Step 5: Compare with 8. Eliminate the current column and move left as 7 < 8

1	2	3	9
4	5	6	12
7	8	11	22
10	18	30	35

Step 6: Compare with 7. Print the position and stop.

1	2	3	9
4	5	6	12
7	8	11	22
10	18	30	35

Here is the C++ code for this algorithm:

int sorted_matrix[4][4] = { {1,2,3,9}, {4,5,6,12}, {7,8,11,22}, {10,18,30,35} };

bool FindInSortedMatrix(int key, int row_size, int col_size) {

int row = 0, col = col_size; //start at the first row, last column

while(row <= row_size && col >= 0) {

if(sorted_matrix[row][col] == key) { //key found

cout << "Found at " << row << " " << col << endl;

return true;

} else if(sorted_matrix[row][col] > key) {

--col; //eliminate this column

} else {

++row; //eliminate this row

}

return false; //no more elements to compare

}

To find the element 7, invoke the function as: FindInSortedMatrix(7,3,3);

In the best case, only one comparison has to be performed, which takes O(1) time. In the worst case, we will have to compare the key with all the elements in the last column and all the elements in the last row. The complexity in this case is O(row_size + col_size). If it is a square matrix, the complexity is O(row_size), as row_size = col_size in this case.

This approach is simple. A divide-and-conquer approach can be used to get a more efficient solution. I'll discuss it in a future post.

Saturday, April 20, 2013

Anagrams

Given a pair of words, check if they are anagrams or not.

Two words are anagrams if the second word can be got by a rearrangement of letters in the first word. For example, the words 'orchestra' and 'carthorse' are anagrams. The letters and their frequencies appearing in both the words are the same.

One way to check for anagrams is to compute the letters and their frequencies in both the words. If they match, the two words are anagrams. For the above example, the frequency counts are:

O	R	C	H	E	S	T	A
1	2	1	1	1	1	1	1

C	A	R	T	H	O	S	E
1	1	2	1	1	1	1	1

This approach requires one pass over the words to compute and store the frequency counts in a data structure like a map. These map contents are then compared. This requires additional space proportional to O(n), where n is the number of unique characters in the words – this will be capped at 256 (8 bits = 1 byte) for ASCII strings. If the strings are significantly longer for some reason, then this makes sense.

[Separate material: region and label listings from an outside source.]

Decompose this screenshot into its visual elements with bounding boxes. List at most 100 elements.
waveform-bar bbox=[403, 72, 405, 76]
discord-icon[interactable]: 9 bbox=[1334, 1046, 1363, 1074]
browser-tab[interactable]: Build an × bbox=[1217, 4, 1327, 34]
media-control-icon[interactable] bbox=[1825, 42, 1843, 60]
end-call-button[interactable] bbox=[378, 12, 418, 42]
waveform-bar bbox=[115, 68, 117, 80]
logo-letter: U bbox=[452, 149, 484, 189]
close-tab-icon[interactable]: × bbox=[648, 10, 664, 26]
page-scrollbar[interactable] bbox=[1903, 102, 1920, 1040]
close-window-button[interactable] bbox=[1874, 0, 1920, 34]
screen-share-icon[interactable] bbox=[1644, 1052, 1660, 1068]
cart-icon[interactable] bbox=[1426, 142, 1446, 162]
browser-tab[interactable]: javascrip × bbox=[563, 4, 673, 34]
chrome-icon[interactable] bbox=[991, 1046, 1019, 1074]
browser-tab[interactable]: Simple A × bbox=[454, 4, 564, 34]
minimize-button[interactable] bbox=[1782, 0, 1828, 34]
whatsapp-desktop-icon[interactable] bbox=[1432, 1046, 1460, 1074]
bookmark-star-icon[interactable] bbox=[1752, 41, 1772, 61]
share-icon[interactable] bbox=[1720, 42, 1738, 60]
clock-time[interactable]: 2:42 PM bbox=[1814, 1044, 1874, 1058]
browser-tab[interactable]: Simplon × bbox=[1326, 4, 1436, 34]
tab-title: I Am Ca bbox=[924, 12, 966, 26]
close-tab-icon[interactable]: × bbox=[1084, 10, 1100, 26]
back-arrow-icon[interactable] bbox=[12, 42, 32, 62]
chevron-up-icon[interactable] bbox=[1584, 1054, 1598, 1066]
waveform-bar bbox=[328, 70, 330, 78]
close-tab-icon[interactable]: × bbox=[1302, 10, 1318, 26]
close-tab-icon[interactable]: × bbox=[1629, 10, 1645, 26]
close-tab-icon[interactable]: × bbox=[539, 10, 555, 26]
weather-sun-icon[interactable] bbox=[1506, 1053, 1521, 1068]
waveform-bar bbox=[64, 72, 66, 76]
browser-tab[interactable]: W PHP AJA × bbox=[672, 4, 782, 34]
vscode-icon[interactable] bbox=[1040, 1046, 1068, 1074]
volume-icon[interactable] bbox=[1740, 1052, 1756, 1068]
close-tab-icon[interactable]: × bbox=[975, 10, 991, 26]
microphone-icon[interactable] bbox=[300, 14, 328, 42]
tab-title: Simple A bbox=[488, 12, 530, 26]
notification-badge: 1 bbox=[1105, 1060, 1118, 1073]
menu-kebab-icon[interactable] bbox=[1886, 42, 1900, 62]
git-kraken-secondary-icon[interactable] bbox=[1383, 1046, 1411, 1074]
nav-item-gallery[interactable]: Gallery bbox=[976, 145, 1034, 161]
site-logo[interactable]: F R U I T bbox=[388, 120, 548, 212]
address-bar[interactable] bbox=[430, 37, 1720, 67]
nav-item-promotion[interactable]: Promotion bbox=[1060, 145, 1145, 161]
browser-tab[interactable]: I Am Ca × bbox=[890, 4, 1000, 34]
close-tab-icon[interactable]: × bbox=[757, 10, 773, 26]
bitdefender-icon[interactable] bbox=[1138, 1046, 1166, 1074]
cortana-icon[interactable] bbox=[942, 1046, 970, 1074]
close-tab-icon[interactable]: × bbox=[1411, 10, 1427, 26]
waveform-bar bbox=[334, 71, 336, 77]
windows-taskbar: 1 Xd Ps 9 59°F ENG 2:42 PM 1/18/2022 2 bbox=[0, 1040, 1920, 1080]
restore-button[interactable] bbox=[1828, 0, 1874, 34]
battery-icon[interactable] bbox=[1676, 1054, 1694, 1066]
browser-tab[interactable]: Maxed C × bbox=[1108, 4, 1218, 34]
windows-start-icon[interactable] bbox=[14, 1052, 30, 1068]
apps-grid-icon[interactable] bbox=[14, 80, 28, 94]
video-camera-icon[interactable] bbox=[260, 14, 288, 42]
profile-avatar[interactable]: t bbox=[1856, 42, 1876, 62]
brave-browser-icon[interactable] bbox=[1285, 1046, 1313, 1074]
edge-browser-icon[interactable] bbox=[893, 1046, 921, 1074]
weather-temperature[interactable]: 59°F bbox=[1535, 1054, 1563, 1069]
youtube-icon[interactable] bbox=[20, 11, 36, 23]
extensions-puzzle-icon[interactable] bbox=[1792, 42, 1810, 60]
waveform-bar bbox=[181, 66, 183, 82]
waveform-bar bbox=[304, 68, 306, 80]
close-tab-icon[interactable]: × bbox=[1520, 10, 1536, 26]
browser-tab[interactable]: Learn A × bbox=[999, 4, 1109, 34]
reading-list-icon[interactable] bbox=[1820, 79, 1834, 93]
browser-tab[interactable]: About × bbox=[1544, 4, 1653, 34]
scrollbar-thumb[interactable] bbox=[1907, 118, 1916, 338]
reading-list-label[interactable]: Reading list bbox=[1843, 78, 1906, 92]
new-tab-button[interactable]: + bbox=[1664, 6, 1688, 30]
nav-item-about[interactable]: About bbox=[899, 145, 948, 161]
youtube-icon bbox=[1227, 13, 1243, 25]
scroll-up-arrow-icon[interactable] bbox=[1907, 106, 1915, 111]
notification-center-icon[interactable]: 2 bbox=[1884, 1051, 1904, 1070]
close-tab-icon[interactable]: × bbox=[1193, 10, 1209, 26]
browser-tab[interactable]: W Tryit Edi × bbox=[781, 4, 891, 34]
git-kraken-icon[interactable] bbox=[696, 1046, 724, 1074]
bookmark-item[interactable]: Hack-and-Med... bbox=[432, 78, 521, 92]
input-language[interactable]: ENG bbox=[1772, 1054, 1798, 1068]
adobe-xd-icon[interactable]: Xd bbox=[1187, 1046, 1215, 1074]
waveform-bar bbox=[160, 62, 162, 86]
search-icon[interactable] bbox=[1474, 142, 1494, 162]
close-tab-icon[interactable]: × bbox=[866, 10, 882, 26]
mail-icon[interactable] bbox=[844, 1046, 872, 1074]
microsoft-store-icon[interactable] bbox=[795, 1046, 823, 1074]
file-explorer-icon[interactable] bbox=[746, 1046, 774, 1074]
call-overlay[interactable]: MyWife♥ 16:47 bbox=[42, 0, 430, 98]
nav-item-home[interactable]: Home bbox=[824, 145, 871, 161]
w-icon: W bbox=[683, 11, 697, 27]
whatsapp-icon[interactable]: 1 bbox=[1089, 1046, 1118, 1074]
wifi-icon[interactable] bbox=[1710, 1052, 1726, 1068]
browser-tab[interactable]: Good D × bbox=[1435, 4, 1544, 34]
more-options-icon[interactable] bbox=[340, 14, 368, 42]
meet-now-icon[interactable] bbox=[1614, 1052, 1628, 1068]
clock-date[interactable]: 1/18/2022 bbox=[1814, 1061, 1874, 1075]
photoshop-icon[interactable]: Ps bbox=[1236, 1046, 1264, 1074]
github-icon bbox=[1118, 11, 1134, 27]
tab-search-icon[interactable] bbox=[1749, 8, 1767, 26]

A simpler approach is to sort the two words and compare the result. The two words are anagrams if their results match. For our example, the sorted outcome for both the words is 'acehorrst'.

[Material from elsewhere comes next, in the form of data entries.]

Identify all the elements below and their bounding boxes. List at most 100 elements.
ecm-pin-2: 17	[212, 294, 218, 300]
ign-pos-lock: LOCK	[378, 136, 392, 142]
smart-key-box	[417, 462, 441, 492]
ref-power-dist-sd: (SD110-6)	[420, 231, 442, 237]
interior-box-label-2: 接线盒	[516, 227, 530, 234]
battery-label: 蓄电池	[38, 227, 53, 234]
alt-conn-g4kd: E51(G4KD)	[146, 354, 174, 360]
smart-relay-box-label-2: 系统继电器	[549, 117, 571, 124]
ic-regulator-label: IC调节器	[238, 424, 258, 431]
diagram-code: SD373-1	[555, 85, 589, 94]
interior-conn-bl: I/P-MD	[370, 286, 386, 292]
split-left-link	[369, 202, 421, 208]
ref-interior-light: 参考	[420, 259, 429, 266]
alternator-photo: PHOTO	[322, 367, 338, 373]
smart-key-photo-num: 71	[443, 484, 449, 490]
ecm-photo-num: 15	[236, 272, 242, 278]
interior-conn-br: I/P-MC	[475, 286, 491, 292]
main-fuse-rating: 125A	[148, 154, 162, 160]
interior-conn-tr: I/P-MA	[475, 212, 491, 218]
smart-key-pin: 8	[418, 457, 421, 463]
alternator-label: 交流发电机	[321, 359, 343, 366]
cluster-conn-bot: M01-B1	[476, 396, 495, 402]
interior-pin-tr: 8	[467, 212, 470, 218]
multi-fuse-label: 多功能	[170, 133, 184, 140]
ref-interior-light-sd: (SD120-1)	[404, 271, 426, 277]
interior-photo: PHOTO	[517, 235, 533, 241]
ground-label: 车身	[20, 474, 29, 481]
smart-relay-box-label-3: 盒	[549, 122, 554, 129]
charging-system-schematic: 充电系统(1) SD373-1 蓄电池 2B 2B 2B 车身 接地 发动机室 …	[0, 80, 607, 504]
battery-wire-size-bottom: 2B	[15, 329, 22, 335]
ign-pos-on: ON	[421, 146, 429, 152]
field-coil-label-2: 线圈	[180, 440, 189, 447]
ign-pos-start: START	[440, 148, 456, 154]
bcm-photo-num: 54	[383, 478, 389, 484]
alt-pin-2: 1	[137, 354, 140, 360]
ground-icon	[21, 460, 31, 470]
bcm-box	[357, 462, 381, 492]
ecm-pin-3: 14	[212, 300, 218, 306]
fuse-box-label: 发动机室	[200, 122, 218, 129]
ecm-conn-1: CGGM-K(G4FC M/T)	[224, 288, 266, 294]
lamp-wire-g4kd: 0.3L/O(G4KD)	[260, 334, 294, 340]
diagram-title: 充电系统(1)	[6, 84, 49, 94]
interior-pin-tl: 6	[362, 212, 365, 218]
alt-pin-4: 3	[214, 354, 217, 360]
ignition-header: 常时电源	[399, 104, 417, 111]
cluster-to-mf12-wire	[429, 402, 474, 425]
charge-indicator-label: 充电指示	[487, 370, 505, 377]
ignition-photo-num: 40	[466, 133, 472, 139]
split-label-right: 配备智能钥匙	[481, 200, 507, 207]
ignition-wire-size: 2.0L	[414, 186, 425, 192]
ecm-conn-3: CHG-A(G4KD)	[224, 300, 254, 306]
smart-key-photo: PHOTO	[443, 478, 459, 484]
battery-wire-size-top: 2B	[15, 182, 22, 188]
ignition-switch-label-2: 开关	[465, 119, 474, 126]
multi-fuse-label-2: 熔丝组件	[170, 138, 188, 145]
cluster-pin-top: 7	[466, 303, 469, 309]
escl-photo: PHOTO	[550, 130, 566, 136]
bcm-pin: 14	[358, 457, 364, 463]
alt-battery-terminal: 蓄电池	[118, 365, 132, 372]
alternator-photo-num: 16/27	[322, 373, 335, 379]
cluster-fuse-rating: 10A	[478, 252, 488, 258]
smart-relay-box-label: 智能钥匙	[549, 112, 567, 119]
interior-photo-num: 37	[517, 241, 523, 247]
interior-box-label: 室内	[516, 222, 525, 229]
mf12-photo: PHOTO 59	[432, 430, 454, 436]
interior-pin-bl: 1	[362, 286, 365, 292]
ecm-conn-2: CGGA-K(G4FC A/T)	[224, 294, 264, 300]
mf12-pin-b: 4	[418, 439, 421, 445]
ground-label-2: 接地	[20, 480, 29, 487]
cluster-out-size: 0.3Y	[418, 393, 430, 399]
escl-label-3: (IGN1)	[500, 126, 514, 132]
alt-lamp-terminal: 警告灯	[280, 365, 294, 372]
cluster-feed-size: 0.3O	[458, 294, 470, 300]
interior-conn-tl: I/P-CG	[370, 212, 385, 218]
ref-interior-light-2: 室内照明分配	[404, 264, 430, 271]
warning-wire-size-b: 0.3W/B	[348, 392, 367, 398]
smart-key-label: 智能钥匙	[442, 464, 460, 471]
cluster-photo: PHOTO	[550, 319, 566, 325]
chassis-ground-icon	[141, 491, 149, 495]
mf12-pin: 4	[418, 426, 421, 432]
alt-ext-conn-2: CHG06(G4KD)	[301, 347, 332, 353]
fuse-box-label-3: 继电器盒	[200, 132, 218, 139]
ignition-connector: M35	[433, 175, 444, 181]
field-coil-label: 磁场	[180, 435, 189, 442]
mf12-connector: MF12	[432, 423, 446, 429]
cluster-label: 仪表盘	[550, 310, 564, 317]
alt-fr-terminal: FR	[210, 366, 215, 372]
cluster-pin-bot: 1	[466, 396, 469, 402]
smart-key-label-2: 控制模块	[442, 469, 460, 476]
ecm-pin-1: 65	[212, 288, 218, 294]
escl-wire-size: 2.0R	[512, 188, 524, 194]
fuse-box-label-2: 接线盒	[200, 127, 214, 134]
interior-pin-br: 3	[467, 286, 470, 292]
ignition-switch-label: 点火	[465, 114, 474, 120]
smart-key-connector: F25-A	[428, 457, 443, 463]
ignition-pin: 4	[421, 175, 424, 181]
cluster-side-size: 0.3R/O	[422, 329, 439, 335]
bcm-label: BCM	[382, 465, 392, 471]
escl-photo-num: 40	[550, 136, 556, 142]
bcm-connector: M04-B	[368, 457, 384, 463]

Following is the C++ code to check for anagrams:

#include <cstdio>

#include <iostream>

#include <cstring>

#include <algorithm>

bool IsAnagrams(string s, string t) {

if(s.length() != t.length()) { //no need to compare further

return false;

}

sort(s.begin(),s.end());

sort(t.begin(),t.end());

if(s == t) {

return true;

}

return false;

}

The sort function performs an in-place sort, which can be done in O(nlogn). Hence, the overall algorithm takes O(nlogn) time where n is the number of letters in the given words and does not require extra space.